In effect, the Cubs were playing current Astros-ball with Brock, only without the computers. St. Louis gleaned fantastic results from Brock by having him hit like he was a back-of-the-lineup guy at Cal State-Fullerton in modern times. Baseball can be a fickle and changing beast.
Brock never did end up as a good defender. Williams’ defense was a drag for much of his career, as well. While defensive numbers are often a mixed bag, it appears St. Louis was better defensively than the Cubs in 1964, which could also contribute to a downward spiral for a pitcher like Broglio who wasn’t heavily reliant on strikeouts.
None of the other pieces mattered much. Clemens was a spare outfielder for the Cubs for a few seasons. In 1964, he hit better with the Cubs (OPS+ of 119) than the other options in Billy Cowan, Len Gabrielson, and Jimmy Stewart. (Or, for that matter, Brock with the Cubs at 77.) Shantz was in his last year of major-league ball. Spring pulled off a fascinating small-sample-size stint with the Cardinals. In three innings of relief, he was touched for eight hits and a walk (yikes!), but only one of the runs scored. Toth, who had started two games for the Cubs pre-trade, spent the rest of the season in the Cardinals pipeline, before being purchased by the Yankees in the off-season.

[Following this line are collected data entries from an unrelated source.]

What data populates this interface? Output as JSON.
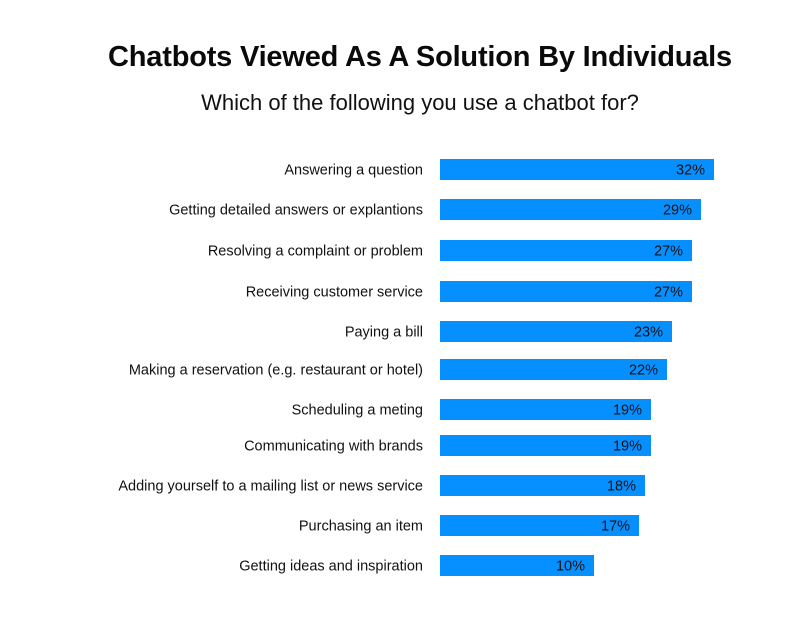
{
  "chart_data": {
    "type": "bar",
    "orientation": "horizontal",
    "title": "Chatbots Viewed As A Solution By Individuals",
    "subtitle": "Which of the following you use a chatbot for?",
    "xlabel": "",
    "ylabel": "",
    "grid": false,
    "legend": "none",
    "bar_color": "#0690ff",
    "value_suffix": "%",
    "xlim": [
      0,
      32
    ],
    "categories": [
      "Answering a question",
      "Getting detailed answers or explantions",
      "Resolving a complaint or problem",
      "Receiving customer service",
      "Paying a bill",
      "Making a reservation (e.g. restaurant or hotel)",
      "Scheduling a meting",
      "Communicating with brands",
      "Adding yourself to a mailing list or news service",
      "Purchasing an item",
      "Getting ideas and inspiration"
    ],
    "values": [
      32,
      29,
      27,
      27,
      23,
      22,
      19,
      19,
      18,
      17,
      10
    ],
    "data_labels": [
      "32%",
      "29%",
      "27%",
      "27%",
      "23%",
      "22%",
      "19%",
      "19%",
      "18%",
      "17%",
      "10%"
    ]
  }
}
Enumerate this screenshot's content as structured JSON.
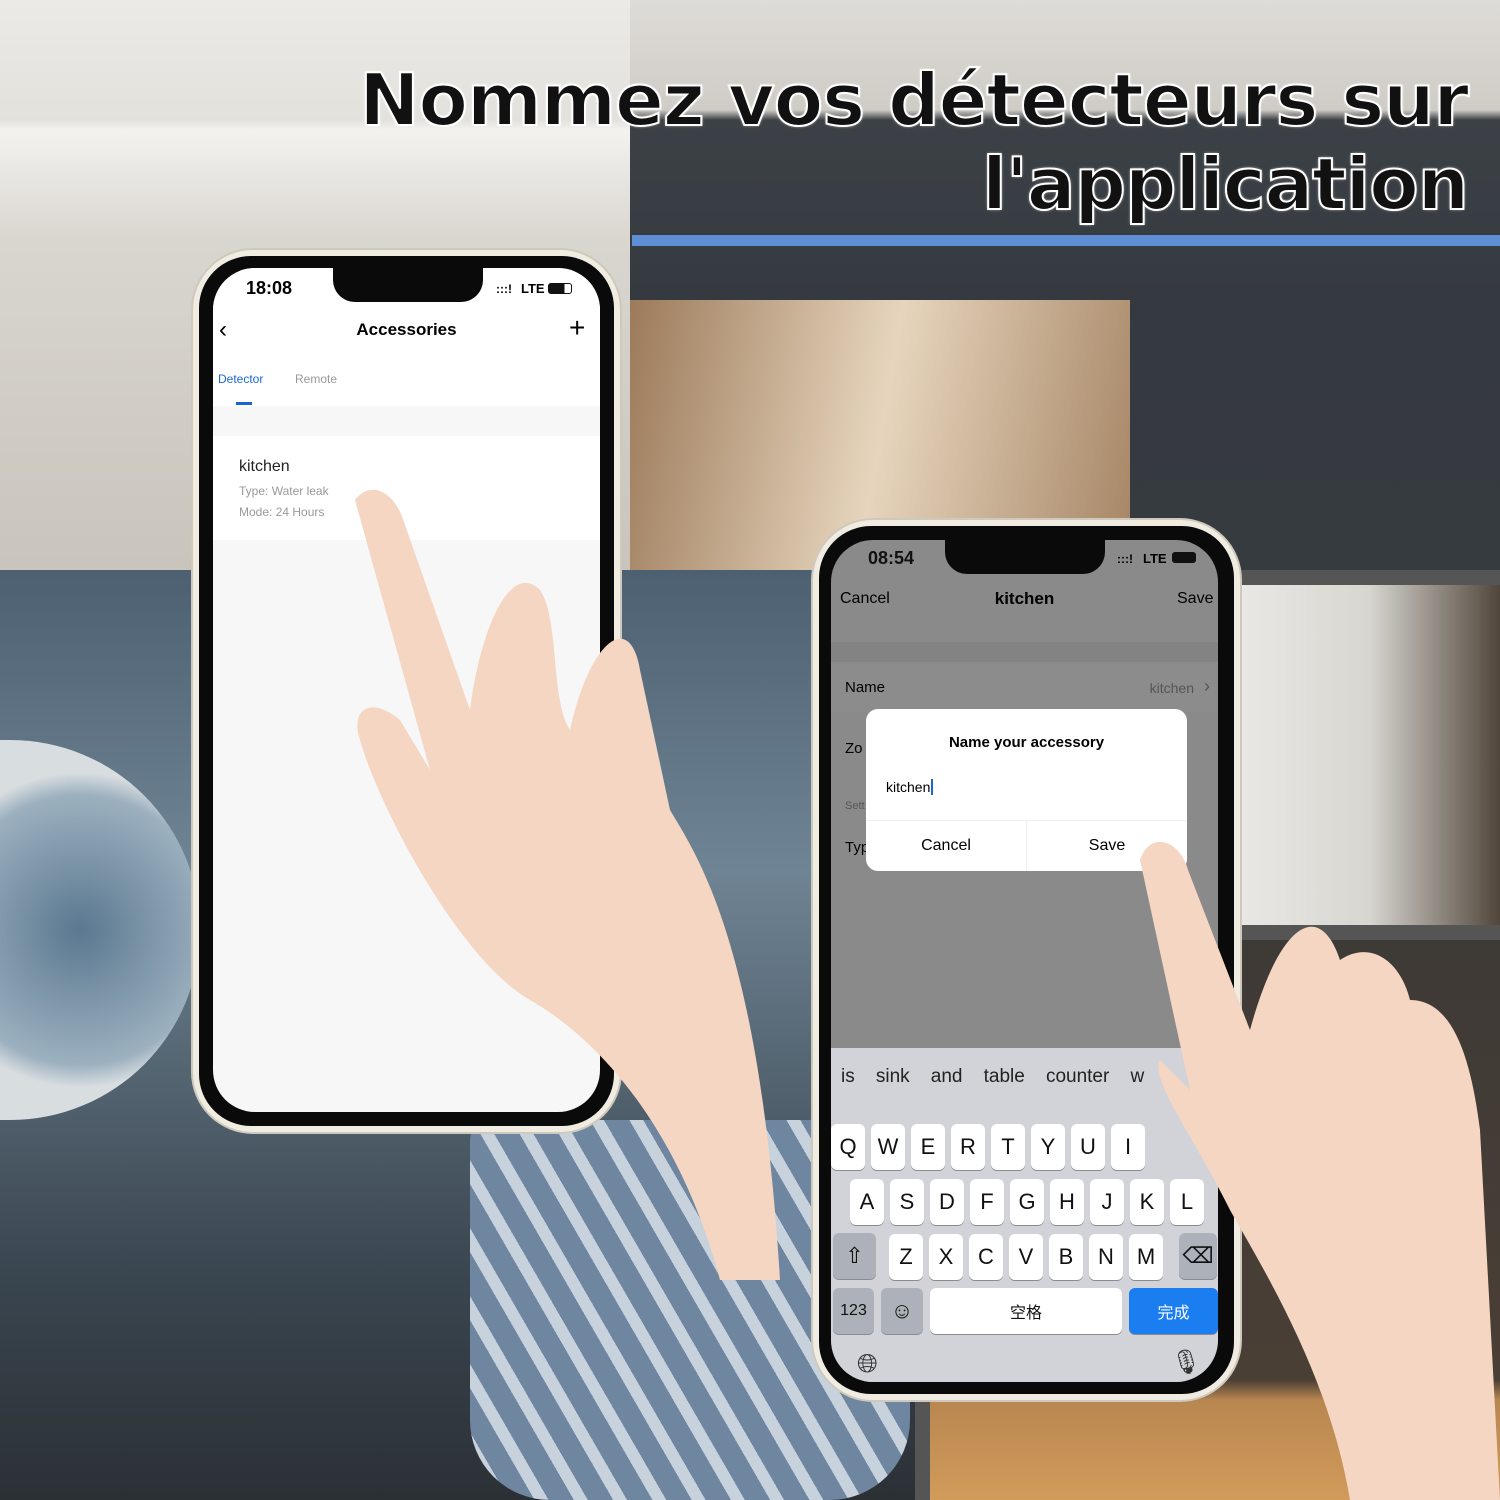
{
  "headline": {
    "line1": "Nommez vos détecteurs sur",
    "line2": "l'application"
  },
  "colors": {
    "accent_rule": "#5e8ed6",
    "tab_active": "#1a66d1",
    "key_done": "#1a7df0"
  },
  "phone_left": {
    "status": {
      "time": "18:08",
      "network": "LTE"
    },
    "nav": {
      "title": "Accessories",
      "back_icon": "chevron-left-icon",
      "add_icon": "plus-icon"
    },
    "tabs": [
      {
        "label": "Detector",
        "active": true
      },
      {
        "label": "Remote",
        "active": false
      }
    ],
    "accessory": {
      "name": "kitchen",
      "type_label": "Type:",
      "type_value": "Water leak",
      "mode_label": "Mode:",
      "mode_value": "24 Hours"
    }
  },
  "phone_right": {
    "status": {
      "time": "08:54",
      "network": "LTE"
    },
    "nav": {
      "cancel": "Cancel",
      "title": "kitchen",
      "save": "Save"
    },
    "rows": {
      "name_label": "Name",
      "name_value": "kitchen",
      "zone_partial": "Zo",
      "settings_partial": "Sett",
      "type_partial": "Typ"
    },
    "dialog": {
      "title": "Name your accessory",
      "input_value": "kitchen",
      "cancel": "Cancel",
      "save": "Save"
    },
    "suggestions": [
      "is",
      "sink",
      "and",
      "table",
      "counter",
      "w"
    ],
    "keyboard": {
      "row1": [
        "Q",
        "W",
        "E",
        "R",
        "T",
        "Y",
        "U",
        "I"
      ],
      "row2": [
        "A",
        "S",
        "D",
        "F",
        "G",
        "H",
        "J",
        "K",
        "L"
      ],
      "row3": [
        "Z",
        "X",
        "C",
        "V",
        "B",
        "N",
        "M"
      ],
      "numbers": "123",
      "space": "空格",
      "done": "完成"
    }
  }
}
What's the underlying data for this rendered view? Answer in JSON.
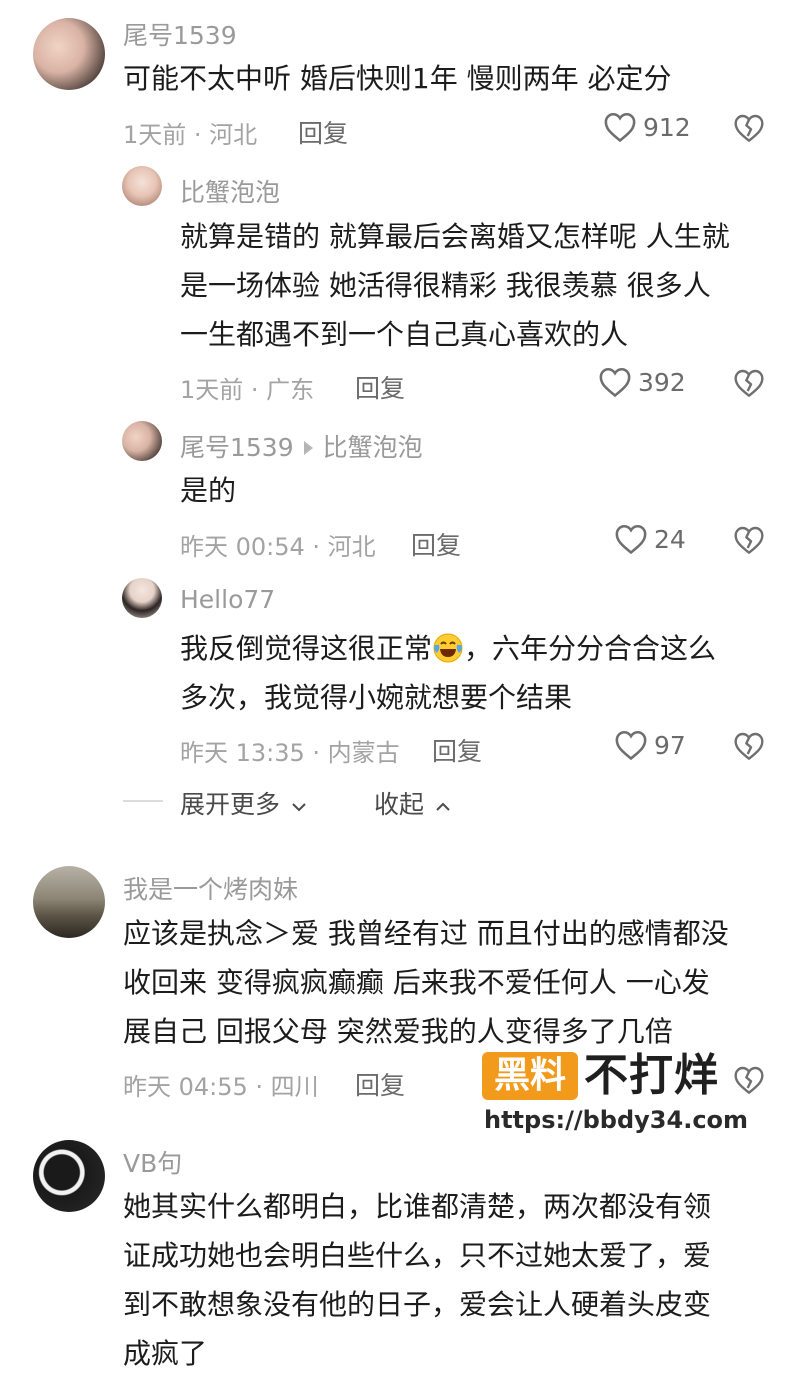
{
  "comments": [
    {
      "user": "尾号1539",
      "lines": [
        "可能不太中听 婚后快则1年 慢则两年 必定分"
      ],
      "meta": "1天前 · 河北",
      "reply": "回复",
      "likes": "912",
      "replies": [
        {
          "user": "比蟹泡泡",
          "lines": [
            "就算是错的 就算最后会离婚又怎样呢 人生就",
            "是一场体验 她活得很精彩 我很羡慕 很多人",
            "一生都遇不到一个自己真心喜欢的人"
          ],
          "meta": "1天前 · 广东",
          "reply": "回复",
          "likes": "392"
        },
        {
          "user": "尾号1539",
          "reply_to": "比蟹泡泡",
          "lines": [
            "是的"
          ],
          "meta": "昨天 00:54 · 河北",
          "reply": "回复",
          "likes": "24"
        },
        {
          "user": "Hello77",
          "line1_a": "我反倒觉得这很正常",
          "line1_b": "，六年分分合合这么",
          "lines": [
            "多次，我觉得小婉就想要个结果"
          ],
          "meta": "昨天 13:35 · 内蒙古",
          "reply": "回复",
          "likes": "97"
        }
      ],
      "expand_label": "展开更多",
      "collapse_label": "收起"
    },
    {
      "user": "我是一个烤肉妹",
      "lines": [
        "应该是执念＞爱 我曾经有过 而且付出的感情都没",
        "收回来 变得疯疯癫癫 后来我不爱任何人 一心发",
        "展自己 回报父母 突然爱我的人变得多了几倍"
      ],
      "meta": "昨天 04:55 · 四川",
      "reply": "回复"
    },
    {
      "user": "VB句",
      "lines": [
        "她其实什么都明白，比谁都清楚，两次都没有领",
        "证成功她也会明白些什么，只不过她太爱了，爱",
        "到不敢想象没有他的日子，爱会让人硬着头皮变",
        "成疯了"
      ]
    }
  ],
  "watermark": {
    "badge": "黑料",
    "title": "不打烊",
    "url": "https://bbdy34.com"
  }
}
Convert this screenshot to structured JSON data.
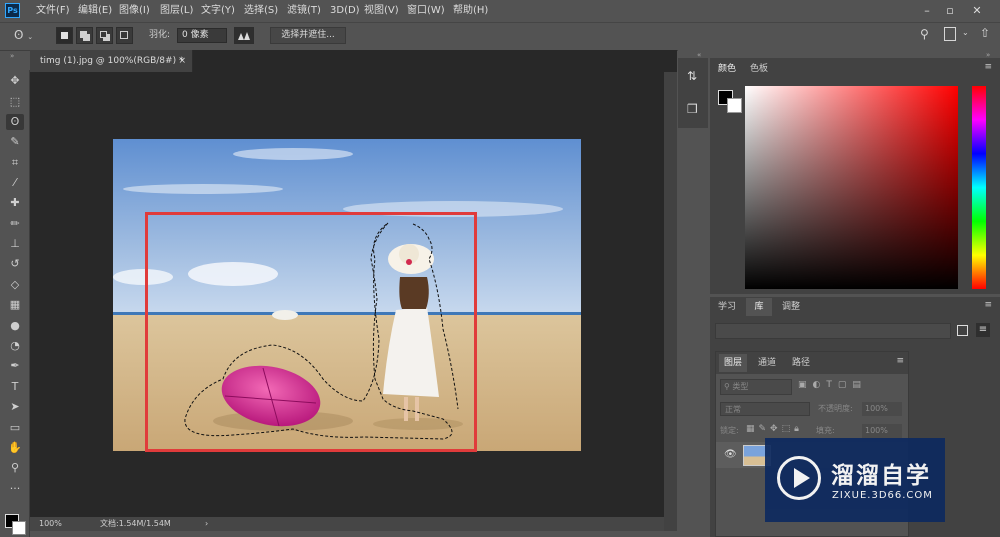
{
  "app": {
    "logo": "Ps"
  },
  "menu": [
    "文件(F)",
    "编辑(E)",
    "图像(I)",
    "图层(L)",
    "文字(Y)",
    "选择(S)",
    "滤镜(T)",
    "3D(D)",
    "视图(V)",
    "窗口(W)",
    "帮助(H)"
  ],
  "window_controls": {
    "minimize": "–",
    "restore": "▫",
    "close": "✕"
  },
  "options": {
    "feather_label": "羽化:",
    "feather_value": "0 像素",
    "select_mask": "选择并遮住..."
  },
  "document": {
    "tab_title": "timg (1).jpg @ 100%(RGB/8#) *",
    "tab_close": "×",
    "zoom": "100%",
    "doc_info": "文档:1.54M/1.54M",
    "status_arrow": "›"
  },
  "tools": [
    {
      "name": "move-tool-icon",
      "glyph": "✥"
    },
    {
      "name": "marquee-tool-icon",
      "glyph": "⬚"
    },
    {
      "name": "lasso-tool-icon",
      "glyph": "ʘ"
    },
    {
      "name": "quick-select-tool-icon",
      "glyph": "✎"
    },
    {
      "name": "crop-tool-icon",
      "glyph": "⌗"
    },
    {
      "name": "eyedropper-tool-icon",
      "glyph": "⁄"
    },
    {
      "name": "healing-brush-tool-icon",
      "glyph": "✚"
    },
    {
      "name": "brush-tool-icon",
      "glyph": "✏"
    },
    {
      "name": "clone-stamp-tool-icon",
      "glyph": "⊥"
    },
    {
      "name": "history-brush-tool-icon",
      "glyph": "↺"
    },
    {
      "name": "eraser-tool-icon",
      "glyph": "◇"
    },
    {
      "name": "gradient-tool-icon",
      "glyph": "▦"
    },
    {
      "name": "blur-tool-icon",
      "glyph": "●"
    },
    {
      "name": "dodge-tool-icon",
      "glyph": "◔"
    },
    {
      "name": "pen-tool-icon",
      "glyph": "✒"
    },
    {
      "name": "type-tool-icon",
      "glyph": "T"
    },
    {
      "name": "path-select-tool-icon",
      "glyph": "➤"
    },
    {
      "name": "rectangle-tool-icon",
      "glyph": "▭"
    },
    {
      "name": "hand-tool-icon",
      "glyph": "✋"
    },
    {
      "name": "zoom-tool-icon",
      "glyph": "⚲"
    },
    {
      "name": "more-tools-icon",
      "glyph": "···"
    }
  ],
  "color_panel": {
    "tabs": [
      "颜色",
      "色板"
    ]
  },
  "learn_panel": {
    "tabs": [
      "学习",
      "库",
      "调整"
    ]
  },
  "layers_panel": {
    "tabs": [
      "图层",
      "通道",
      "路径"
    ],
    "filter_label": "类型",
    "blend_mode": "正常",
    "opacity_label": "不透明度:",
    "opacity_value": "100%",
    "lock_label": "锁定:",
    "fill_label": "填充:",
    "fill_value": "100%"
  },
  "watermark": {
    "title": "溜溜自学",
    "url": "ZIXUE.3D66.COM"
  },
  "colors": {
    "highlight": "#e03b3b",
    "accent": "#31a8ff",
    "umbrella": "#d4148f"
  }
}
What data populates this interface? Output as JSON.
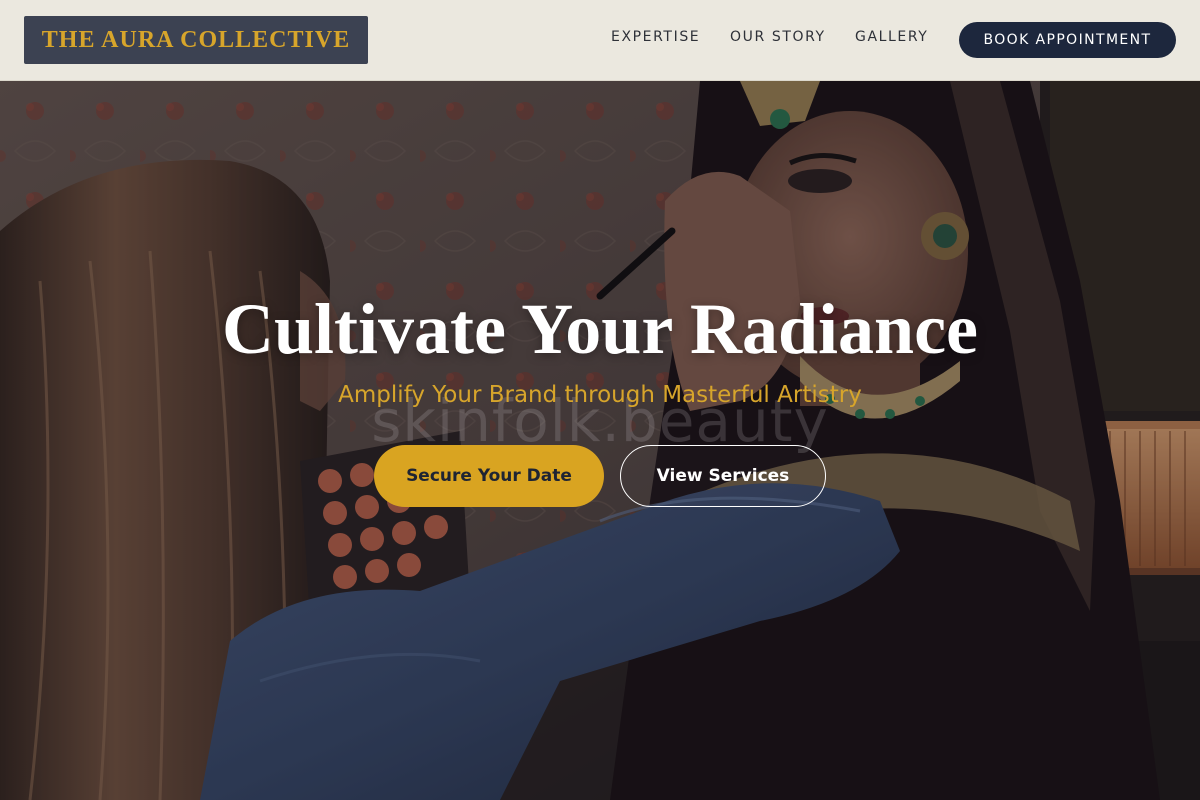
{
  "header": {
    "logo_text": "THE AURA COLLECTIVE",
    "nav": [
      {
        "label": "EXPERTISE"
      },
      {
        "label": "OUR STORY"
      },
      {
        "label": "GALLERY"
      }
    ],
    "cta_label": "BOOK APPOINTMENT"
  },
  "hero": {
    "title": "Cultivate Your Radiance",
    "subtitle": "Amplify Your Brand through Masterful Artistry",
    "watermark": "skinfolk.beauty",
    "primary_button": "Secure Your Date",
    "secondary_button": "View Services",
    "background_image": "makeup artist applying eye makeup to a bride"
  },
  "colors": {
    "header_bg": "#ebe8df",
    "logo_bg": "#3c4252",
    "gold_accent": "#d7a52b",
    "navy": "#1d273d",
    "white": "#ffffff"
  }
}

We know the end of the story. Brock reached the Hall of Fame, and Broglio was far from it, his career ruined by injuries. Trades, though, should be analyzed initially on what should be expected with less harshness toward what really happened. Injuries can’t be accurately projected. Nor can slumps. If a trade makes sense at the time, as Brock-for-Broglio did, less bitterness should be tossed in the future. Which is why I’m a huge fan of the Five Minute Rule. Assess trades as completely as possible as they happen. Project out what should happen, as best as possible. If one player or the other ends up inexplicably as an outlier, so be it.
If both end up in the opposite outlier categories, you get a flukish trade, like Brock for Broglio. Which trades do you want assessed next? I have a few in mind. Run the gamut of the Cubs’ time in the league, not just the trades you remember. Baseball history can be very educational.